Okay, I think we'll begin. Could you--starting with Sam--just tell me your names and where you were born, please.

SO: Okay, my name is Sam Offen. I was born in Kraków, Poland, August 7th, 1921, which makes me 66-years-old.

NO: Uh, I am Nathan Offen. I was born in Kraków, December the 15th, 1922. This makes me--next December, I be 65.

BO: I was born the same place because these guys are my br...my brothers. So uh, but, up to a month ago, I thought I was uh, born on, uh March 7th, 1931. But a month--two months ago I found out that I was born on April 17th, 1929. So Im two years older than I was 2 months ago, so...

SO: This makes us closer.

BO: Thats true.

Uh, now this...

SO: Not only in age.

Briefly, can you tell me what--during the war um, where were you during the war?

SO: Well, uh, I spent, uh, the beginning of the war, when the Nazis came into Kraków, I spent in first labor camps, eventually it was the ghetto in Kraków, then it was concentration camp Płaszów which was outside of Kraków. And salt mine Wieliczka, not too far away from Kraków. And then I was sent to Mauthausen and Gusen in Austria, where I was liberated.

NO: When the war broke out in 1939, when the German mar...marched into Kraków, uh, soon after that, uh, they were holding Jews uh, to do manual labor, and uh, and beating up and just at will grabbing us from the streets and uh, and uh, whatever they wanted to do with us they were doing--physical abusing and so forth.

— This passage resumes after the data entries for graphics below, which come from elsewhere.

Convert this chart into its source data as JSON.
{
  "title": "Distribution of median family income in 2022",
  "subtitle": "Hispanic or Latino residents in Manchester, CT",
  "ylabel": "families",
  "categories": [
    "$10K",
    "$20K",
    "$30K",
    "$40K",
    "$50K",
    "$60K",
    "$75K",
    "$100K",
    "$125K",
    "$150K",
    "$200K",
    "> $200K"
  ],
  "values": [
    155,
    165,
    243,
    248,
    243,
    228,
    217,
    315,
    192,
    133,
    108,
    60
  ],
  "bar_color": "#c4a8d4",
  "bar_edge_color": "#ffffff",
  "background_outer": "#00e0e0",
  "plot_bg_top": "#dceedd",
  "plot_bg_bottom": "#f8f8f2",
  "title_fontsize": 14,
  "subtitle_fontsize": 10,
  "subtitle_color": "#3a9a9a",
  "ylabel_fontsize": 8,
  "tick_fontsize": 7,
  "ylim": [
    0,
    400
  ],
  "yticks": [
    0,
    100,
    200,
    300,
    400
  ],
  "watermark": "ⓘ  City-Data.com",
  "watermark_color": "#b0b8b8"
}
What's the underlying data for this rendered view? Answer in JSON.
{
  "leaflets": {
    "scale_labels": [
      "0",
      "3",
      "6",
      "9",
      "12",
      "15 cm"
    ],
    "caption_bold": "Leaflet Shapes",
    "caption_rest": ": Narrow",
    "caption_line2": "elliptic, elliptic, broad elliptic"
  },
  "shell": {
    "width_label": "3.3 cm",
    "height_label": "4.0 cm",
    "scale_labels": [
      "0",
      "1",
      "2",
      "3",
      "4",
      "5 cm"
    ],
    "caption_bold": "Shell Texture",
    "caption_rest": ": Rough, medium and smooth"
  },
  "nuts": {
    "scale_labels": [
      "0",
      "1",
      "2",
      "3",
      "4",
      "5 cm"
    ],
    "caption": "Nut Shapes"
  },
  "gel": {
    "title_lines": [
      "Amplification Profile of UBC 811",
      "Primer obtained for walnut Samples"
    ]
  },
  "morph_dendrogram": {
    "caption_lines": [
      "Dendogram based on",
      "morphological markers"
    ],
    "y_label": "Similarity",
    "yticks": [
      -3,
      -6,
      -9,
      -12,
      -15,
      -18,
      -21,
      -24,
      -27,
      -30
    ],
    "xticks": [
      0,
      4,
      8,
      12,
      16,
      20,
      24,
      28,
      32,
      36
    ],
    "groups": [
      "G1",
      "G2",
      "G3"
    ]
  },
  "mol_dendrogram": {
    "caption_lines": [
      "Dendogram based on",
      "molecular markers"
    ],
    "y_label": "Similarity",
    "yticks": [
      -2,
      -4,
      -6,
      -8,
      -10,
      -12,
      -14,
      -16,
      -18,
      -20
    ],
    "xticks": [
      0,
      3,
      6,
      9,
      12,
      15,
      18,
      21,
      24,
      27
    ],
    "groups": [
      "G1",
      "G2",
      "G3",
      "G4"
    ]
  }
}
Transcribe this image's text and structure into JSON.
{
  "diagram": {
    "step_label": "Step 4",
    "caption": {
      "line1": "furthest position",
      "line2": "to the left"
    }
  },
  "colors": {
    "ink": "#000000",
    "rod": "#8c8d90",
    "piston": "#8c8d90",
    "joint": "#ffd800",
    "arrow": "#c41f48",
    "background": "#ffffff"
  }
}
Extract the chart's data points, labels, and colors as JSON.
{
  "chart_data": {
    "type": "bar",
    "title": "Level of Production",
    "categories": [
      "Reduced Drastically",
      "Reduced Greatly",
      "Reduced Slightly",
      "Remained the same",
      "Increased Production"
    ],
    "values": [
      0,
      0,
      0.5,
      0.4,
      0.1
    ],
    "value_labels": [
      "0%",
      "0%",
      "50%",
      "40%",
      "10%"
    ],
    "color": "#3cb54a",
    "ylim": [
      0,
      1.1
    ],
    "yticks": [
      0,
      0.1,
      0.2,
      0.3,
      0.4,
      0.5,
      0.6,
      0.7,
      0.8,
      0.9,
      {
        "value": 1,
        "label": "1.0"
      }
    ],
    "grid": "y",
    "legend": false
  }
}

Were you also then in a labor camp?

NO: Oh sure I was. I was uh, at first I was uh, first they took me from the--before they built the ghetto, they took me to a place, oh, about thirty miles outside Kraków to a, to ah uh, to a uh, quarry--rock quarry. And I had to uh, sit and break with this sledgehammer rock--granite rock. And I worked there a few months. This was my first time that I was away from home and uh, I, I really cried myself at night, to bed. And then I came back home and they uh, they start forming the ghetto, and then they shipped us from the ghetto--they liquidated the ghetto. From the ghetto they took to Wieliczka. I was with Sam in Wieliczka; that's a salt mine thats a few miles outside of Kraków. And from Wieliczka uh, at that time the Russians were advancing, and the German moved us out to uh, uh, back to Płaszów and from Płaszów they shipped us to Mauthausen. And I spend the rest of the war to the liberation in Mauthausen.